While much of Foster’s book is a compendium of engaging cases involving sexual deviance, Foster does offer, albeit suggestively, a profoundly significant interpretation. Whereas historians and philosophers conventionally argued that before the rise of modernism sexuality was determined by actions rather than identity (this is mainly Michel Foucault’s position), Foster advances the idea that, to the contrary, sexuality was about identity even in the 18th century. His reading of the evidence on this point is impressively nuanced. Noting how several men who had to defend themselves against charges of sodomy did so by highlighting their natural heterosexual predispositions, Foster reveals that these men were appealing to their inherent sexuality—not their actions—as an indication of the “total man.” The logic being, “I’m straight, so I could never do that.” Likewise, through a creative, if extenuated, interpretation of an anti-Masonic poem published in the newspaper, one that equated the Masons’ secretive character with their fondness for same-sex sex, Foster ventures the idea that “[t]he Freemasons’ supposed rituals and celebratory practices of anal penetration perverted the norms of fraternal bonding by blurring the distinction between male friendship and loyalty and sexual intimacy.” If I read this analysis properly, Foster conflates sexuality with such fundamental aspects of the “total Man” as friendship and loyalty to indicate that colonial Americans did not actively separate sexual acts from the larger components of a man’s identity. In other words, these men were not being impugned with practicing sodomy, they were sodomites.
A couple of quibbles. It probably goes without saying that this book is for a wide audience. While much of Foster’s prose is appropriate for this larger readership, he sometimes slips upon poorly edited patches of jargon. Take this one: “As a foil for normative manhood, then, the foppish bachelor was not merely a figure who condensed norms of social comportment by negation.” Not a huge problem, but still…

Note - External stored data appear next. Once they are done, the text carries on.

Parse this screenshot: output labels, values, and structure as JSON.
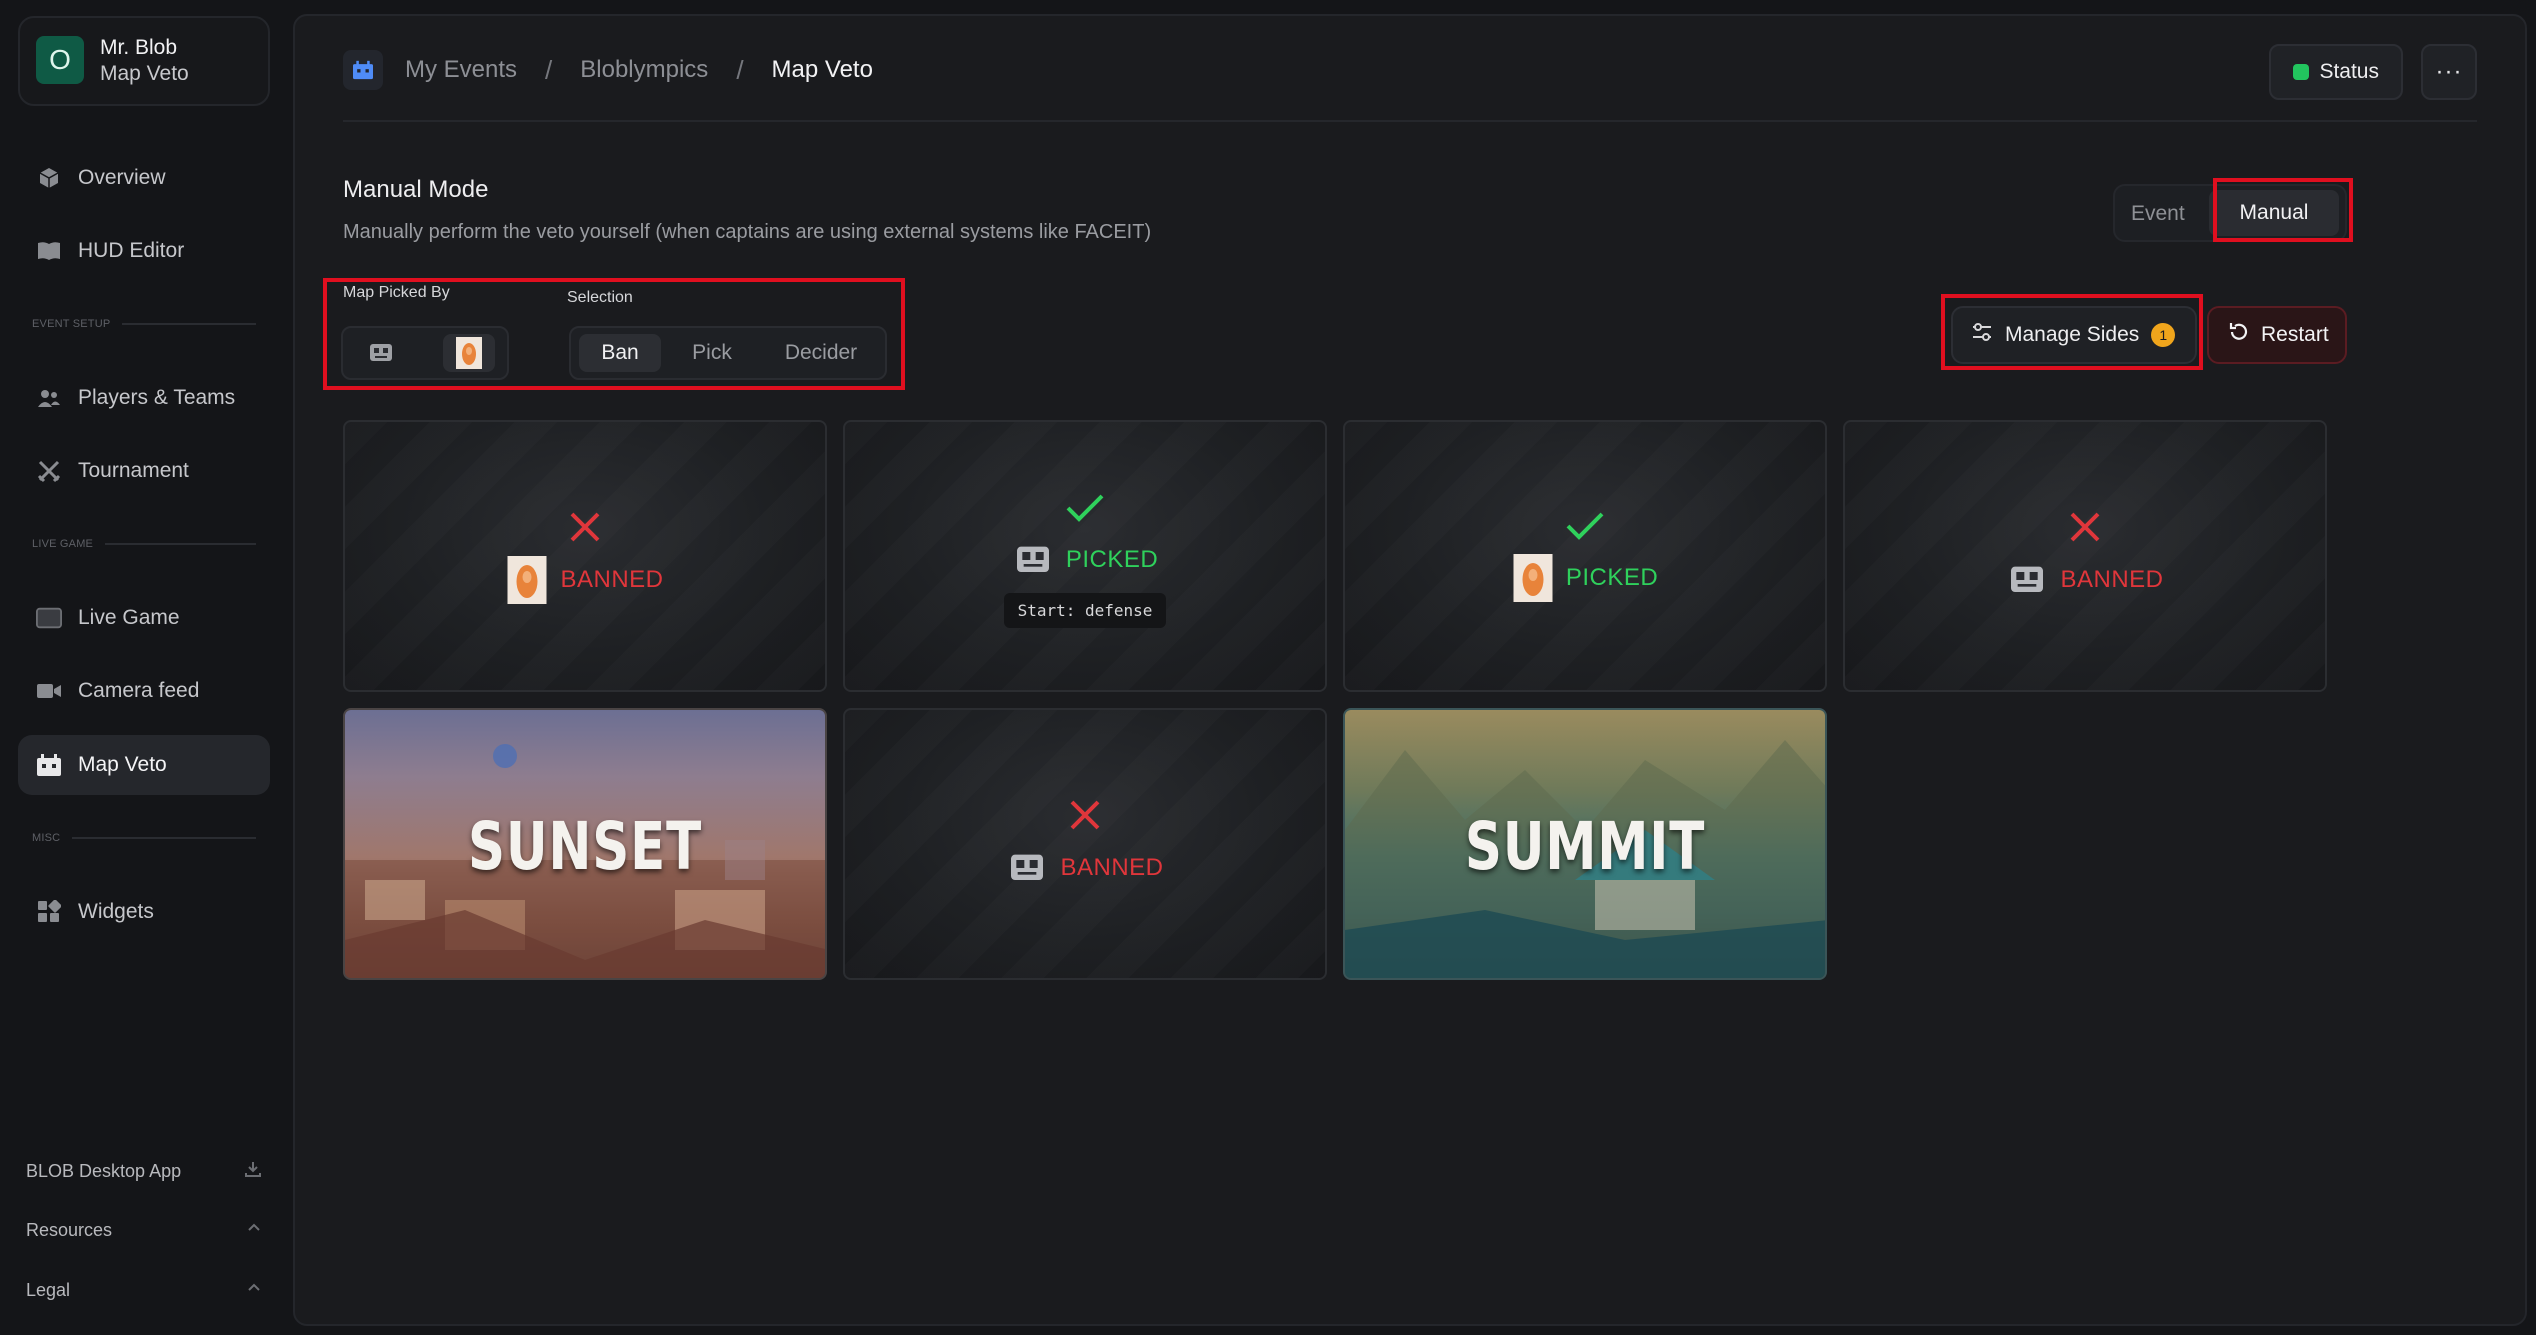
{
  "user": {
    "initial": "O",
    "name": "Mr. Blob",
    "subtitle": "Map Veto"
  },
  "sidebar": {
    "items": [
      {
        "label": "Overview",
        "icon": "cube-icon"
      },
      {
        "label": "HUD Editor",
        "icon": "book-icon"
      },
      {
        "label": "Players & Teams",
        "icon": "users-icon"
      },
      {
        "label": "Tournament",
        "icon": "swords-icon"
      },
      {
        "label": "Live Game",
        "icon": "screen-icon"
      },
      {
        "label": "Camera feed",
        "icon": "camera-icon"
      },
      {
        "label": "Map Veto",
        "icon": "veto-icon",
        "active": true
      },
      {
        "label": "Widgets",
        "icon": "widgets-icon"
      }
    ],
    "sections": {
      "event_setup": "EVENT SETUP",
      "live_game": "LIVE GAME",
      "misc": "MISC"
    },
    "footer": {
      "desktop_app": "BLOB Desktop App",
      "resources": "Resources",
      "legal": "Legal"
    }
  },
  "breadcrumb": {
    "items": [
      "My Events",
      "Bloblympics",
      "Map Veto"
    ],
    "separator": "/"
  },
  "header": {
    "status_label": "Status",
    "status_color": "#22c55e",
    "more": "···"
  },
  "mode": {
    "title": "Manual Mode",
    "description": "Manually perform the veto yourself (when captains are using external systems like FACEIT)",
    "toggle": {
      "event": "Event",
      "manual": "Manual",
      "selected": "manual"
    }
  },
  "controls": {
    "picked_by_label": "Map Picked By",
    "selection_label": "Selection",
    "selection_options": [
      "Ban",
      "Pick",
      "Decider"
    ],
    "selected_option": "Ban",
    "manage_sides_label": "Manage Sides",
    "manage_sides_badge": "1",
    "restart_label": "Restart"
  },
  "maps": [
    {
      "state": "banned",
      "status_text": "BANNED",
      "team": "orange"
    },
    {
      "state": "picked",
      "status_text": "PICKED",
      "team": "robot",
      "start": "Start: defense"
    },
    {
      "state": "picked",
      "status_text": "PICKED",
      "team": "orange"
    },
    {
      "state": "banned",
      "status_text": "BANNED",
      "team": "robot"
    },
    {
      "state": "open",
      "name": "SUNSET"
    },
    {
      "state": "banned",
      "status_text": "BANNED",
      "team": "robot"
    },
    {
      "state": "open",
      "name": "SUMMIT"
    }
  ],
  "colors": {
    "banned": "#e0363b",
    "picked": "#2fd15c",
    "highlight": "#e00f1f",
    "badge": "#f0a51c"
  }
}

The only other issue is that in a cultural history of this caliber, it is shame that the publisher did not pony up for a single image. The omission is particularly maddening as Foster describes the image attached to the anti-Mason poem mentioned above: “The novelty of the engraving in itself would have drawn the attention of readers; the content of the image must have been doubly shocking. It depicted two smiling men, one bent over with his pants pulled down to retrieve a treenail, or wooden peg, the other, with a hammer raised over head, ready to strike.” This image, as well as dozens of others, would have effectively complemented this superb study. Plus, this is one, after all, where you could honestly say you were looking at it for the writing.
Contributing writer James E. McWilliams lives in Austin.